This is a question we often get from employers and the easy answer is that there is no “normal” retirement age. Contracts of employment commonly provide for a retirement age of 65 but that is not the end of the issue – far from it!
EU law has now been introduced to Irish legislation under the Equality (Miscellaneous Provisions) Act, 2015. Section 10 of the 2015 Act requires objective justification of the fixing of different ages for the retirement of employees. Section 4 of the 2015 Act requires that an employer who offers a fixed term contract to an employee who is over the compulsory retirement age, must objectively justify the granting of a fixed term contract so as to avoid a charge of age discrimination. To avoid a claim of discrimination in respect of both the above cases, there are two standards that apply. Firstly, the measure must be “objectively and reasonably justified by a legitimate aim”. Secondly, the means of achieving the aim must be “appropriate and necessary”.
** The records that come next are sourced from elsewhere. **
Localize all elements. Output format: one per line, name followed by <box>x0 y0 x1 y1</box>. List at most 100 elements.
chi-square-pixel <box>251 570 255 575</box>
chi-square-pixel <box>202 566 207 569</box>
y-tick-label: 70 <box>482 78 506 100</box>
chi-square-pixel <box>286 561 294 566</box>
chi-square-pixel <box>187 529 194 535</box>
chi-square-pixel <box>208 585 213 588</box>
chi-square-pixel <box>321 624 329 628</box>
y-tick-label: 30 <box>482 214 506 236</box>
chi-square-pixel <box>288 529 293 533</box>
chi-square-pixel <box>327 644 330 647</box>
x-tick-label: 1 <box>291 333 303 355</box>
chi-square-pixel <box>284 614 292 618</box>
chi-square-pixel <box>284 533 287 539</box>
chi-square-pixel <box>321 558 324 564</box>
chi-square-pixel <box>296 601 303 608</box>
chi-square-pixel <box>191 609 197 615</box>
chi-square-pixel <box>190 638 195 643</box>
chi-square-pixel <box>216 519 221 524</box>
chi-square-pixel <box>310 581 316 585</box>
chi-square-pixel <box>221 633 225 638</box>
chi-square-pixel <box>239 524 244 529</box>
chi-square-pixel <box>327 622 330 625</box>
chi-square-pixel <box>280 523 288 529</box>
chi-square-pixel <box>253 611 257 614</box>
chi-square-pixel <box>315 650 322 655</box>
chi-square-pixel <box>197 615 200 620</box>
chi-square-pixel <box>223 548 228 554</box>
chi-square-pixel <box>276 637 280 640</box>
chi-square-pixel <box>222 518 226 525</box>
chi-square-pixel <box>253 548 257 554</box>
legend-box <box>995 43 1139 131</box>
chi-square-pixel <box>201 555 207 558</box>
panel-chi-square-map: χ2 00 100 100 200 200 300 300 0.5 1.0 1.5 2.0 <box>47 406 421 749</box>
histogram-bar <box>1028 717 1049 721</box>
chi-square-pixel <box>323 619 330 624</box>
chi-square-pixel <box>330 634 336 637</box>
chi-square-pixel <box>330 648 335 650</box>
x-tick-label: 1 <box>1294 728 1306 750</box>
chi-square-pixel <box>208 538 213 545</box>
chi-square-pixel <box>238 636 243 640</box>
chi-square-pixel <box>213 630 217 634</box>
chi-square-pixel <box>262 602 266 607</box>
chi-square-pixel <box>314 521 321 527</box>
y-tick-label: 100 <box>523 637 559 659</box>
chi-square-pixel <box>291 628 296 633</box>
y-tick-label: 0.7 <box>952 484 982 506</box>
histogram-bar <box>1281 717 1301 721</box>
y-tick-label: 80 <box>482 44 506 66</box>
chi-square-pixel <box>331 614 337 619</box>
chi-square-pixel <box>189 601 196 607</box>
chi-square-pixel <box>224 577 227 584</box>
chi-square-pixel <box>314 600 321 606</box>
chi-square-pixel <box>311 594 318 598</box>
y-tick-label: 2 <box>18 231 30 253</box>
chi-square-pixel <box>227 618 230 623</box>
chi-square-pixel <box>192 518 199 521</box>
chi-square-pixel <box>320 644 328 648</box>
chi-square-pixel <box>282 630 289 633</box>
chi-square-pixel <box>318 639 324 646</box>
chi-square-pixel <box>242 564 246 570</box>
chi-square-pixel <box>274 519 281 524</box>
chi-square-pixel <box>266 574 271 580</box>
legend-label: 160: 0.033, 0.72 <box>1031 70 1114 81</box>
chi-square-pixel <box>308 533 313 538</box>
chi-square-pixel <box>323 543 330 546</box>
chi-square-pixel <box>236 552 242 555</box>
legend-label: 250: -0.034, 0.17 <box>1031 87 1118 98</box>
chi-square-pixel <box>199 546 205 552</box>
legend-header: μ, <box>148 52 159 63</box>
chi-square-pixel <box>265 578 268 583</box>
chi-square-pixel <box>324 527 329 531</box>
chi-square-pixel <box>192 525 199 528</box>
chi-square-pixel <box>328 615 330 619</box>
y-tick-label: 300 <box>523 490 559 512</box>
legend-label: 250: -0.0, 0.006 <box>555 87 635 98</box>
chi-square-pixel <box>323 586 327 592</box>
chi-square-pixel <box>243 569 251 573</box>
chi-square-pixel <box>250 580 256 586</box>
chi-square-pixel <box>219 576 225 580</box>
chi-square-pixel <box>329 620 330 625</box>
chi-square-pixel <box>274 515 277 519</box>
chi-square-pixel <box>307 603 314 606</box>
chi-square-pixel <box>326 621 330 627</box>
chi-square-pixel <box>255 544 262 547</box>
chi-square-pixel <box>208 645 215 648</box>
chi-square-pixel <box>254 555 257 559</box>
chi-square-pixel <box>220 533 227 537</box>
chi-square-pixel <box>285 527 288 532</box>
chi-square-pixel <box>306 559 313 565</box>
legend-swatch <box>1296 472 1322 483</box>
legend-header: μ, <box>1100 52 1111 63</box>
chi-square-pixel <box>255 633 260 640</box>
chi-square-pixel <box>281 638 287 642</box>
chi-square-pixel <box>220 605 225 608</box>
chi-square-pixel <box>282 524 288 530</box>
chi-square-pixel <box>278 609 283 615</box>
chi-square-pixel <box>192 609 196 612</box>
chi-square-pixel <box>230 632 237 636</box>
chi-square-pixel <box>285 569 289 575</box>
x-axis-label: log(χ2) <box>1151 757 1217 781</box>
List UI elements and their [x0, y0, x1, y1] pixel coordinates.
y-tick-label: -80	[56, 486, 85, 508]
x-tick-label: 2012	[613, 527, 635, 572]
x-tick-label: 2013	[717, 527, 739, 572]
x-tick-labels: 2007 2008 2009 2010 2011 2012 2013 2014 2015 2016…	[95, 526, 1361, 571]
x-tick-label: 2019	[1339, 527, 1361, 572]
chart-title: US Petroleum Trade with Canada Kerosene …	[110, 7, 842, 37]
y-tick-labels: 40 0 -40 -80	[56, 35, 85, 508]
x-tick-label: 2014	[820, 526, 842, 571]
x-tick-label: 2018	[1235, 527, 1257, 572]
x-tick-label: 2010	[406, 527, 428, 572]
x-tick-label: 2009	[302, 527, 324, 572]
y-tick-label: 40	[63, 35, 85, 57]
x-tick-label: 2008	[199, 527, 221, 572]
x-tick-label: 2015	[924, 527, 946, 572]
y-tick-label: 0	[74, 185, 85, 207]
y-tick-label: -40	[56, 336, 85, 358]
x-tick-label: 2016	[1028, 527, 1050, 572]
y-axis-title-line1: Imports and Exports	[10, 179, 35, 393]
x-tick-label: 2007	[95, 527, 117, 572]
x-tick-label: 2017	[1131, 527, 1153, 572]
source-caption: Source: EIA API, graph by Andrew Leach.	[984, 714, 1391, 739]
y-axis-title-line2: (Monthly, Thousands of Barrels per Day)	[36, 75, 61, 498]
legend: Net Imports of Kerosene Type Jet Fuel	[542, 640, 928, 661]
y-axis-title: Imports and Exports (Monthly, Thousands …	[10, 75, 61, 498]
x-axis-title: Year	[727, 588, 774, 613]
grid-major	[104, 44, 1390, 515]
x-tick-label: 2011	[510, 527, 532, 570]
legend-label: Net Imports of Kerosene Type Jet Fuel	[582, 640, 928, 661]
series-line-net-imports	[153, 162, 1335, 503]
A good illustration of what is a legitimate aim can be seen in a decision by the Equality Tribunal in the matter of Saunders v CHC Ireland Limited, which decided that the application of a retirement age of 55 to a winchman was permissible. The Equality Officer was satisfied that the aims of protecting the safety of the winchmen themselves, protecting the health of safety of people who require rescue by the winchmen, and the efficient functioning of a search and rescue team amounted to a legitimate aim, justifying the retirement age of 55.
The 2015 Act was commenced on the 1 January 2016, almost by stealth according to most employment lawyers!